32 :: Informasi Kenneth

177 25 5
                                    

Beberapa bulan sebelumnya...

Iris mata Jenan menatap seorang wanita mungil yang sedang duduk di tepi kolam renang sambil melamun. Rasanya sangat wajar kalau Nadira butuh waktu sendiri untuk menenangkan pikiran setelah mengetahu tentang orang tua kandungnya. Tapi, Jenan ingin sekali mengajak gadis itu bertukar pikiran.

"Kenapa ngelamun terus disini?"

Pertanyaan itu membuat Nadira membuyarkan lamunan lalu menoleh. "Eh, engga ngapa-ngapain kok. Cuma lagi cari angin aja." Jawabnya.

Jenan lantas duduk di sebelah Nadira. "Kalo ada yang masih di pikirin mending bilang biar lega. Seenggaknya kalo gamau cerita ke gua, cerita ke Jave. Dia pasti bakal bantu lu." katanya.

Nadira menggeleng pelan. "Jave bakal ngamuk kalo gua cerita tentang ini. Gua gabisa cerita ke sia—"

"Kalo gitu cerita ke gua. Gua mungkin bakal marah, tapi tempramen gua gak seburuk Jave." Potong Jenan cepat dengan sorot mata teduh.
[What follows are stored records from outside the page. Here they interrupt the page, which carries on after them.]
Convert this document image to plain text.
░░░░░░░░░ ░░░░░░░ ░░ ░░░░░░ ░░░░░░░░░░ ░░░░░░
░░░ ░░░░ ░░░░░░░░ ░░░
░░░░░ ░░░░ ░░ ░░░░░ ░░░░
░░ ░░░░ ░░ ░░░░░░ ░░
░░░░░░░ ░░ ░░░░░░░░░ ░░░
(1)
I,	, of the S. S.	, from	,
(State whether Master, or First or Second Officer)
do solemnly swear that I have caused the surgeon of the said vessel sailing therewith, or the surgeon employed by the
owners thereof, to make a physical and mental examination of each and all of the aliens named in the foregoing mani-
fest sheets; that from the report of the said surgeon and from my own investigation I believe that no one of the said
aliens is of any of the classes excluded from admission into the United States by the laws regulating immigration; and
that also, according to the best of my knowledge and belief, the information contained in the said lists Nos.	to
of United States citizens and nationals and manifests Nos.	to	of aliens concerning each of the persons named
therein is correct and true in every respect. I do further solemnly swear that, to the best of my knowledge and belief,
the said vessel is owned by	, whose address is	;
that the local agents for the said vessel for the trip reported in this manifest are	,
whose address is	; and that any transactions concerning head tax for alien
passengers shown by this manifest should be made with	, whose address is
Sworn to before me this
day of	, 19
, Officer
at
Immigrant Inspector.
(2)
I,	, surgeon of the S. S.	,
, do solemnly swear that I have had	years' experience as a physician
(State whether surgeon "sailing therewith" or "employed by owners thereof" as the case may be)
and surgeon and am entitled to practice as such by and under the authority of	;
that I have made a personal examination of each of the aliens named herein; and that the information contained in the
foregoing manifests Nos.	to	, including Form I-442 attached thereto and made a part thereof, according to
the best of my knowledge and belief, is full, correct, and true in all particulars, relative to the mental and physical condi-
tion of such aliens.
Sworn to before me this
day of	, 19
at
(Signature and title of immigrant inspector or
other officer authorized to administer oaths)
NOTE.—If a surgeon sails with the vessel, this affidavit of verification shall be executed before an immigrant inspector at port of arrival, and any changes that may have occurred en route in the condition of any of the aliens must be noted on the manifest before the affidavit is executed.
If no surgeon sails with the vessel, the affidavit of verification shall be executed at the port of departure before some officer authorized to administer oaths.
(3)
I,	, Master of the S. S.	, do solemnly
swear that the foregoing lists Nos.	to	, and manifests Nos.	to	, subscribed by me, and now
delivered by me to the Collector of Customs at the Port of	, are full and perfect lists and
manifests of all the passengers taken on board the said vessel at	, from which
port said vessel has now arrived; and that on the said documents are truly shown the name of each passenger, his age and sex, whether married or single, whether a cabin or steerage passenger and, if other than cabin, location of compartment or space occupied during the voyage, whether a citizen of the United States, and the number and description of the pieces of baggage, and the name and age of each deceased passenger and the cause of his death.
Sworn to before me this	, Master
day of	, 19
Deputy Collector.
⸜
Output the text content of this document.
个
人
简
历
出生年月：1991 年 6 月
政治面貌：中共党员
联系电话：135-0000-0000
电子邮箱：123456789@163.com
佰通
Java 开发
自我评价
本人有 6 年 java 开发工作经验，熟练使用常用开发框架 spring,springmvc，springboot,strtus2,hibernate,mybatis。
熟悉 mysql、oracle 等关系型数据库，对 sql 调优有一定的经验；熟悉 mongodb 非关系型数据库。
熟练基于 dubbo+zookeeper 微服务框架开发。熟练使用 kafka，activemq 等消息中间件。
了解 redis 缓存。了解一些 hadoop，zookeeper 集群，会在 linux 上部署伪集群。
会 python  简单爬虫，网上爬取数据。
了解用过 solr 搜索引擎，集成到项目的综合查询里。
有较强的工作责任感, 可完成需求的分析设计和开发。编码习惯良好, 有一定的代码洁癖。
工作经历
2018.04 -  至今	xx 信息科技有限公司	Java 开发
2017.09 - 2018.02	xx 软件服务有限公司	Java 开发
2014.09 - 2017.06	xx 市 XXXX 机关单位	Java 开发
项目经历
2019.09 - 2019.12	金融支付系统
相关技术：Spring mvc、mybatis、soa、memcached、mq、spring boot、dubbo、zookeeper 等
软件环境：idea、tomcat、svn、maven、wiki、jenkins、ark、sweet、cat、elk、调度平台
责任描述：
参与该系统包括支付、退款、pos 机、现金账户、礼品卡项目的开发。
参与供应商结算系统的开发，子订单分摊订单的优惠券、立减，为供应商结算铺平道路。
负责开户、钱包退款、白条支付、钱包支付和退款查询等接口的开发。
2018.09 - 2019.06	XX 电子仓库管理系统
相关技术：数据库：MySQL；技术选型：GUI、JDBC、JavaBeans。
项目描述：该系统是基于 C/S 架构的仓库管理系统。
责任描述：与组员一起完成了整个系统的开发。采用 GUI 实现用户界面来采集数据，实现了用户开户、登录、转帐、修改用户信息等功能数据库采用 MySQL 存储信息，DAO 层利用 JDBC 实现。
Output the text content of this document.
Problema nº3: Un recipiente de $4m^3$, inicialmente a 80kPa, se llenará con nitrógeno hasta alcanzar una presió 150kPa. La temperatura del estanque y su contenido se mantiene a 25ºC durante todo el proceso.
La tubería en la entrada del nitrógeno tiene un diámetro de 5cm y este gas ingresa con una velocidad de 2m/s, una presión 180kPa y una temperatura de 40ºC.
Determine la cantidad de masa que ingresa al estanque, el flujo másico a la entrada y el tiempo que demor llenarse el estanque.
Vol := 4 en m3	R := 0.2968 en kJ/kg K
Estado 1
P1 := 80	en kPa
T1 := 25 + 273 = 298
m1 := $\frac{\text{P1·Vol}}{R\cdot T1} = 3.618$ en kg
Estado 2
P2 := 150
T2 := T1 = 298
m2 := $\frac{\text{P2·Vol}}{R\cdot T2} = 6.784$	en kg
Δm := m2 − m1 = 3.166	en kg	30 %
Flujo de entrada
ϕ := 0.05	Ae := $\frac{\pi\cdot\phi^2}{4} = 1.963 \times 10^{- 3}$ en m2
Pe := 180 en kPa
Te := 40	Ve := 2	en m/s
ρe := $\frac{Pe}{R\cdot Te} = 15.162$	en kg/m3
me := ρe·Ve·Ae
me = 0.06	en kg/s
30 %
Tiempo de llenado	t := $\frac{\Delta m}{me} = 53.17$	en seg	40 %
Entah mengapa, kelopak mata Nadira memanas mendengar ucapan Jenan. "S-sebenernya, waktu itu gua hampir di lecehin sama kakak gua, kak Reza." Baru kalimat pertama, emosi Jenan sudah mulai tersulut. "Waktu itu kejadiannya pas tengah malem. Gua di hukum buat belajar sampe jam tiga pagi, dan tiba-tiba kak Reza masuk dengan keadaan kacau. Badannya bau alkohol, jalannya sempoyongan, dan kemeja kerjanya gak beraturan. Dia jalan masuk, sambil bilang kalo jalang yang dia bayar gabisa muasin dia. Alhasil, dia nyamperin gua dan---"

Nadira tak kuasa melanjutkan ceritanya, air mata dia mulai menggenang dan mengalir.

"Pelan-pelan.." Jenan mengusap kepala Nadira lembut.

"Dia coba buat ngebuka baju gua disitu, dia maksa dengan tenaga dia yang terbilang kuat. Dia hampir berhasil, tapi gua berusaha berontak dan tendang kemaluan dia. Gua kabur ke kamar tamu yang kosong dan langsung ngunci pintu. Sejak saat itu, setiap gua ketemu sama kak Reza gua udah lemes duluan. Gua gabisa ngelawan sama sekali." Lanjut Nadira di akhiri isak tangis ketakutan.

Tangan Jenan mengepal kuat, dia merasa Jave harus mengetahui hal ini. Tapi tidak sekarang, dia harus mencari waktu yang tepat untuk menceritakan semuanya pada Jave.

.

.

.

Nadira fokus mengupas apel, sementara Jave fokus memperhatikan wajah Nadira. Masih terlihat sedikit sembam. "Lu nangis berapa hari sampe sembabnya gak ilang-ilang kayak gitu?" tanya Jave penasaran.

"Kepo banget lu kayak dora." Sahut Nadira ketus tanpa menatap lawan bicara.

Jave terkekeh pelan. "Setakut itu ya kehilangan gua? Padahal dulu lu nolak gua terus. Di ajak berangkat bareng aja susahnya minta ampun." Cibir Jave membuat pergerakan Nadira terhenti.

Iris mata Nadira melirik Jave horror. "Lu jangan macem-macem sama gua, gak liat ini apaan?" Nadira mengangkat pisaunya.

"Engga keliatan, itu mah barang haram." Sahut Jave konyol.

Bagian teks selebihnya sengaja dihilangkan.